Fresh and New Everytime: The Music of Creepy Nuts
ANN’s coverage of Anime NYC 2024 sponsored by Yen Press and Ize Press!
Hip-hop duo Creepy Nuts performed earlier this year at Anime NYC, delivering a high-energy show filled with multi-genre hits. Made up of DJ Matsunaga and rapper R-Shitei, the setlist included many of their top hits, including anime-associated fan favorites like “Bling-Bang-Bang-Born” from Mashle: Magic and Muscles, “Daten,” and “Yofukashi no Uta” from Call of the Night. We had the privilege of sitting down with them for a quick conversation to chat about their writing process and their inspirations.
Your music encompasses a lot of different styles and genres, from ska to hip hop to music people would probably describe as pop or rock. What influences each new song that you’re writing?
DJ Matsunaga: I always want to make songs that I’ve never made before. I want the music to be fresh and new every time; I focus a lot on that.

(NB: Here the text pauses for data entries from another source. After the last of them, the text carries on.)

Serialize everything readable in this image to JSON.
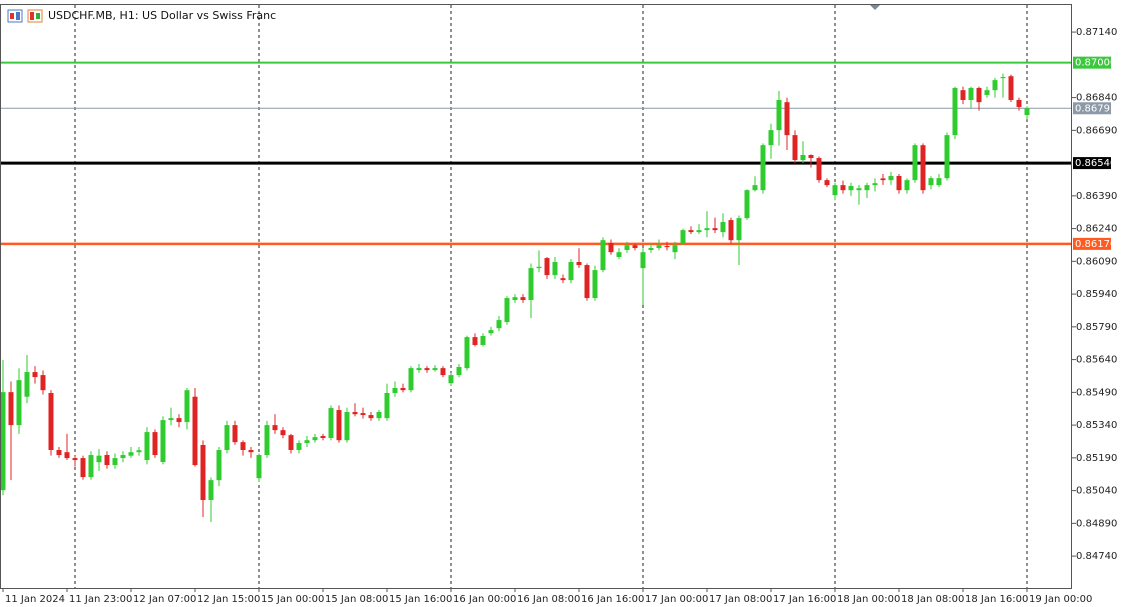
{
  "chart_data": {
    "type": "candlestick",
    "title": "USDCHF.MB, H1:  US Dollar vs Swiss Franc",
    "categories": [
      "11 Jan 2024",
      null,
      null,
      null,
      null,
      null,
      null,
      null,
      "11 Jan 23:00",
      null,
      null,
      null,
      null,
      null,
      null,
      null,
      "12 Jan 07:00",
      null,
      null,
      null,
      null,
      null,
      null,
      null,
      "12 Jan 15:00",
      null,
      null,
      null,
      null,
      null,
      null,
      null,
      "15 Jan 00:00",
      null,
      null,
      null,
      null,
      null,
      null,
      null,
      "15 Jan 08:00",
      null,
      null,
      null,
      null,
      null,
      null,
      null,
      "15 Jan 16:00",
      null,
      null,
      null,
      null,
      null,
      null,
      null,
      "16 Jan 00:00",
      null,
      null,
      null,
      null,
      null,
      null,
      null,
      "16 Jan 08:00",
      null,
      null,
      null,
      null,
      null,
      null,
      null,
      "16 Jan 16:00",
      null,
      null,
      null,
      null,
      null,
      null,
      null,
      "17 Jan 00:00",
      null,
      null,
      null,
      null,
      null,
      null,
      null,
      "17 Jan 08:00",
      null,
      null,
      null,
      null,
      null,
      null,
      null,
      "17 Jan 16:00",
      null,
      null,
      null,
      null,
      null,
      null,
      null,
      "18 Jan 00:00",
      null,
      null,
      null,
      null,
      null,
      null,
      null,
      "18 Jan 08:00",
      null,
      null,
      null,
      null,
      null,
      null,
      null,
      "18 Jan 16:00",
      null,
      null,
      null,
      null,
      null,
      null,
      null,
      "19 Jan 00:00"
    ],
    "open": [
      0.85042,
      0.85491,
      0.8534,
      0.8547,
      0.85583,
      0.85569,
      0.85487,
      0.85226,
      0.85216,
      0.85189,
      0.85189,
      0.85102,
      0.8517,
      0.85203,
      0.85157,
      0.85189,
      0.852,
      0.85216,
      0.8518,
      0.85308,
      0.85171,
      0.85363,
      0.85372,
      0.85354,
      0.8547,
      0.85249,
      0.84997,
      0.85088,
      0.85226,
      0.8534,
      0.85262,
      0.85226,
      0.85097,
      0.85203,
      0.8534,
      0.85317,
      0.85294,
      0.85226,
      0.85258,
      0.85271,
      0.8529,
      0.85281,
      0.85409,
      0.85271,
      0.854,
      0.85395,
      0.85386,
      0.85372,
      0.85372,
      0.85487,
      0.8551,
      0.855,
      0.85592,
      0.85601,
      0.85592,
      0.85601,
      0.85532,
      0.85569,
      0.85601,
      0.85743,
      0.85707,
      0.85761,
      0.85784,
      0.85812,
      0.85913,
      0.85926,
      0.85913,
      0.86059,
      0.86105,
      0.86027,
      0.86013,
      0.86004,
      0.86087,
      0.86073,
      0.85922,
      0.8605,
      0.86174,
      0.8611,
      0.86142,
      0.86164,
      0.86059,
      0.86142,
      0.86151,
      0.8616,
      0.86132,
      0.86174,
      0.86233,
      0.86224,
      0.86233,
      0.86242,
      0.86224,
      0.86279,
      0.86187,
      0.86288,
      0.86416,
      0.86416,
      0.86622,
      0.86691,
      0.86819,
      0.86668,
      0.86554,
      0.86577,
      0.86563,
      0.86462,
      0.86393,
      0.86439,
      0.86416,
      0.86416,
      0.86416,
      0.86439,
      0.8647,
      0.86462,
      0.86481,
      0.86416,
      0.86462,
      0.86622,
      0.86439,
      0.86439,
      0.86471,
      0.86668,
      0.86874,
      0.86829,
      0.86884,
      0.86852,
      0.86874,
      0.86929,
      0.86938,
      0.86829,
      0.8676
    ],
    "high": [
      0.85638,
      0.8554,
      0.856,
      0.85661,
      0.8561,
      0.8559,
      0.855,
      0.8524,
      0.853,
      0.852,
      0.852,
      0.8522,
      0.8523,
      0.8522,
      0.8521,
      0.8522,
      0.8524,
      0.8524,
      0.8533,
      0.8532,
      0.8538,
      0.8542,
      0.8539,
      0.8551,
      0.8551,
      0.8527,
      0.851,
      0.8524,
      0.8536,
      0.8536,
      0.8527,
      0.8524,
      0.8521,
      0.8536,
      0.8539,
      0.8533,
      0.853,
      0.8527,
      0.8529,
      0.853,
      0.853,
      0.8543,
      0.8543,
      0.8542,
      0.8544,
      0.8542,
      0.854,
      0.8541,
      0.8553,
      0.8554,
      0.8553,
      0.8561,
      0.8562,
      0.8561,
      0.85615,
      0.8561,
      0.8558,
      0.8562,
      0.8575,
      0.8576,
      0.8576,
      0.8579,
      0.8584,
      0.8593,
      0.8594,
      0.8594,
      0.8608,
      0.8614,
      0.8611,
      0.8611,
      0.8603,
      0.861,
      0.8615,
      0.8608,
      0.8607,
      0.862,
      0.8619,
      0.8615,
      0.8618,
      0.8617,
      0.8615,
      0.8617,
      0.8619,
      0.8618,
      0.8618,
      0.8624,
      0.8625,
      0.8626,
      0.8632,
      0.8629,
      0.8631,
      0.8629,
      0.863,
      0.8642,
      0.8648,
      0.8663,
      0.8672,
      0.8687,
      0.8684,
      0.8669,
      0.8664,
      0.8658,
      0.8657,
      0.8647,
      0.8645,
      0.8646,
      0.8645,
      0.8644,
      0.8645,
      0.8647,
      0.8649,
      0.865,
      0.8649,
      0.8647,
      0.8663,
      0.8663,
      0.8648,
      0.8649,
      0.8668,
      0.8689,
      0.8689,
      0.8689,
      0.8689,
      0.8689,
      0.8693,
      0.8695,
      0.86945,
      0.8684,
      0.868
    ],
    "low": [
      0.85019,
      0.85088,
      0.853,
      0.8544,
      0.8553,
      0.8548,
      0.852,
      0.8519,
      0.8518,
      0.8515,
      0.8509,
      0.8509,
      0.8513,
      0.8514,
      0.8514,
      0.8517,
      0.8519,
      0.852,
      0.8516,
      0.8519,
      0.8516,
      0.8534,
      0.8533,
      0.8532,
      0.8515,
      0.84919,
      0.84896,
      0.8506,
      0.8521,
      0.8525,
      0.852,
      0.8519,
      0.8508,
      0.8519,
      0.853,
      0.8528,
      0.8521,
      0.8521,
      0.8524,
      0.8526,
      0.8527,
      0.8527,
      0.8526,
      0.8526,
      0.8538,
      0.8537,
      0.8536,
      0.8536,
      0.8536,
      0.8547,
      0.8549,
      0.8549,
      0.8558,
      0.8558,
      0.85585,
      0.8556,
      0.8552,
      0.8556,
      0.8559,
      0.857,
      0.857,
      0.8575,
      0.8577,
      0.858,
      0.859,
      0.859,
      0.8583,
      0.8604,
      0.8601,
      0.8601,
      0.8599,
      0.8599,
      0.8606,
      0.8591,
      0.8591,
      0.8604,
      0.8612,
      0.861,
      0.8613,
      0.8614,
      0.8589,
      0.8613,
      0.8614,
      0.8614,
      0.861,
      0.86165,
      0.86215,
      0.86215,
      0.862,
      0.8622,
      0.862,
      0.8617,
      0.86073,
      0.8628,
      0.8641,
      0.864,
      0.8656,
      0.8662,
      0.866,
      0.8654,
      0.8654,
      0.8652,
      0.8645,
      0.8643,
      0.8637,
      0.864,
      0.8639,
      0.8635,
      0.8638,
      0.8641,
      0.8644,
      0.8644,
      0.864,
      0.864,
      0.8645,
      0.864,
      0.8642,
      0.8643,
      0.8646,
      0.8665,
      0.8681,
      0.8679,
      0.8678,
      0.8684,
      0.8684,
      0.8684,
      0.8682,
      0.8678,
      0.8674
    ],
    "close": [
      0.85491,
      0.8534,
      0.85546,
      0.85583,
      0.8556,
      0.855,
      0.85226,
      0.85203,
      0.85189,
      0.8518,
      0.85102,
      0.85203,
      0.852,
      0.85157,
      0.85189,
      0.85203,
      0.85216,
      0.85225,
      0.85308,
      0.85203,
      0.85363,
      0.85372,
      0.85354,
      0.855,
      0.85157,
      0.84997,
      0.85088,
      0.85226,
      0.8534,
      0.85262,
      0.85226,
      0.85216,
      0.85203,
      0.8534,
      0.85317,
      0.85294,
      0.85226,
      0.85258,
      0.85271,
      0.85285,
      0.85281,
      0.85418,
      0.85271,
      0.854,
      0.8539,
      0.85386,
      0.85372,
      0.854,
      0.85487,
      0.8551,
      0.855,
      0.85601,
      0.85601,
      0.85592,
      0.85601,
      0.85569,
      0.85569,
      0.85606,
      0.85743,
      0.85707,
      0.85748,
      0.85775,
      0.85821,
      0.85922,
      0.85926,
      0.85913,
      0.86059,
      0.86065,
      0.86027,
      0.86087,
      0.86004,
      0.86087,
      0.86073,
      0.85922,
      0.8605,
      0.86187,
      0.86132,
      0.86132,
      0.86164,
      0.86151,
      0.86132,
      0.86151,
      0.86164,
      0.86155,
      0.86164,
      0.86233,
      0.86224,
      0.86233,
      0.86242,
      0.86233,
      0.8627,
      0.86187,
      0.86288,
      0.86416,
      0.86439,
      0.86622,
      0.86691,
      0.86829,
      0.86668,
      0.86554,
      0.86577,
      0.86563,
      0.86462,
      0.86439,
      0.86439,
      0.86416,
      0.86435,
      0.86425,
      0.86439,
      0.86448,
      0.86462,
      0.86481,
      0.86416,
      0.86462,
      0.86622,
      0.86416,
      0.86471,
      0.86471,
      0.86668,
      0.86884,
      0.86829,
      0.86884,
      0.86819,
      0.86874,
      0.8692,
      0.86934,
      0.86829,
      0.86797,
      0.86791
    ],
    "up_color": "#2ecc2e",
    "down_color": "#e02424",
    "ylim": [
      0.84594,
      0.87264
    ],
    "yticks": [
      {
        "value": 0.8714,
        "label": "0.87140"
      },
      {
        "value": 0.8684,
        "label": "0.86840"
      },
      {
        "value": 0.8669,
        "label": "0.86690"
      },
      {
        "value": 0.8639,
        "label": "0.86390"
      },
      {
        "value": 0.8624,
        "label": "0.86240"
      },
      {
        "value": 0.8609,
        "label": "0.86090"
      },
      {
        "value": 0.8594,
        "label": "0.85940"
      },
      {
        "value": 0.8579,
        "label": "0.85790"
      },
      {
        "value": 0.8564,
        "label": "0.85640"
      },
      {
        "value": 0.8549,
        "label": "0.85490"
      },
      {
        "value": 0.8534,
        "label": "0.85340"
      },
      {
        "value": 0.8519,
        "label": "0.85190"
      },
      {
        "value": 0.8504,
        "label": "0.85040"
      },
      {
        "value": 0.8489,
        "label": "0.84890"
      },
      {
        "value": 0.8474,
        "label": "0.84740"
      }
    ],
    "levels": [
      {
        "value": 0.87,
        "label": "0.87000",
        "color": "#3cc83c",
        "width": 2
      },
      {
        "value": 0.86791,
        "label": "0.86791",
        "color": "#8c9aa8",
        "width": 1
      },
      {
        "value": 0.8654,
        "label": "0.86540",
        "color": "#000000",
        "width": 3
      },
      {
        "value": 0.8617,
        "label": "0.86170",
        "color": "#ff5a1f",
        "width": 2.5
      }
    ]
  }
}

R-Shitei: I enjoy taking fresh, new approaches to the diverse beats and music that Matsunaga-san creates. I get my source of creativity by trying to constantly evolve, by striving to be a better version of myself. When we work together, we create music that doesn’t exist by mixing and bringing the best out of each other.
When producing a new track, do you already know what you want that new sound to be like? Or do you just continually bounce off each other and have the song evolve through that creative process?
DJ Matsunaga: I’d say the latter. Every time you make music, you’re waiting for a happy accident.
R-Shitei: It’s rare to see the finished image as you start working. Even if you can, it’s a battle of how to surpass each other’s imaginations. I want to respond to Matsunaga-san’s beats and tracks with raps and melodies that go beyond his imagination. Matsunaga-san also adds arrangements to what I put together that goes beyond my imagination. We surpass each other’s expectations in a good way. And the result is the finished product.
It’s cool that with your individual music backgrounds, you come from these subcultures that value this idea of “battling,” like rap battles or B2Bs. How much do you pull from these types of individual experiences when creating music apart from each other, and how do they synergize when you’re creating together?
DJ Matsunaga: Yes. I think that was a big factor… but I wonder.
R Shitei: There are creative battles when we make songs. The things we’ve cultivated through DJ battles, MC battles, and rap battles can be surprisingly demonstrated during live performances.
DJ Matsunaga: Our songwriting is completely different.
R Shitei: During live performances, when something unexpected happens, or if some trouble occurs, we might change parts of the lyrics at the venue, during the MC, or incorporate events that happened that day. It might be an inheritance of what we’ve cultivated in rap battles, conversations, and battles with the audience. When Matsunaga-san responds to unexpected situations, he brings out what he’s cultivated there, and when we perform live, we often use our experience of battling each other.
DJ Matsunaga: That’s true, that’s true.
During live performances, you’re getting so much energy from the audience. How much do you think that influences you? Not only as artists but also as performers.
R-Shitei: When we write songs, in some cases, we have songs that sing about introspective, personal things. So, a lot of the stories are very personal. Due to the nature of writing lyrics in rap, especially in the hip-hop genre, that doesn’t change much as an artist. Outside influences also come into play, but when I perform live, I can deliver my personal stories to people I’ve never met or people in a different country (like at Anime NYC). Even if they don’t understand every word, I feel very happy when I think that the melody, flow, and various other elements have conveyed something like the core of the music. It has a good influence on me. Even if they don’t understand my personal lyrics, if I can sense from the audience’s expressions and reactions that it seems to have reached them somehow, my mood also rises. The me who creates and the me who performs become one on stage. I feel a strong connection with the audience’s reactions.
Speaking of your writing process, can you tell us about your approach to creating “Otonoke,” the new opening theme for DAN DA DAN?
R-Shitei: Usually Matsunaga-san makes the beat track first and gives it to me, and then I add the rap on it and send it back. This time, for “Otonoke,” I had an idea, so I sang it acappella but without words – just the chorus in scat. I did a verse, bridge, and hook in acappella scat, sent it to Matsunaga-san, and asked him to add the sound. It started in a different way than usual. From there, it was business as usual. We arranged, iterated, and created it through exchanges of creativity.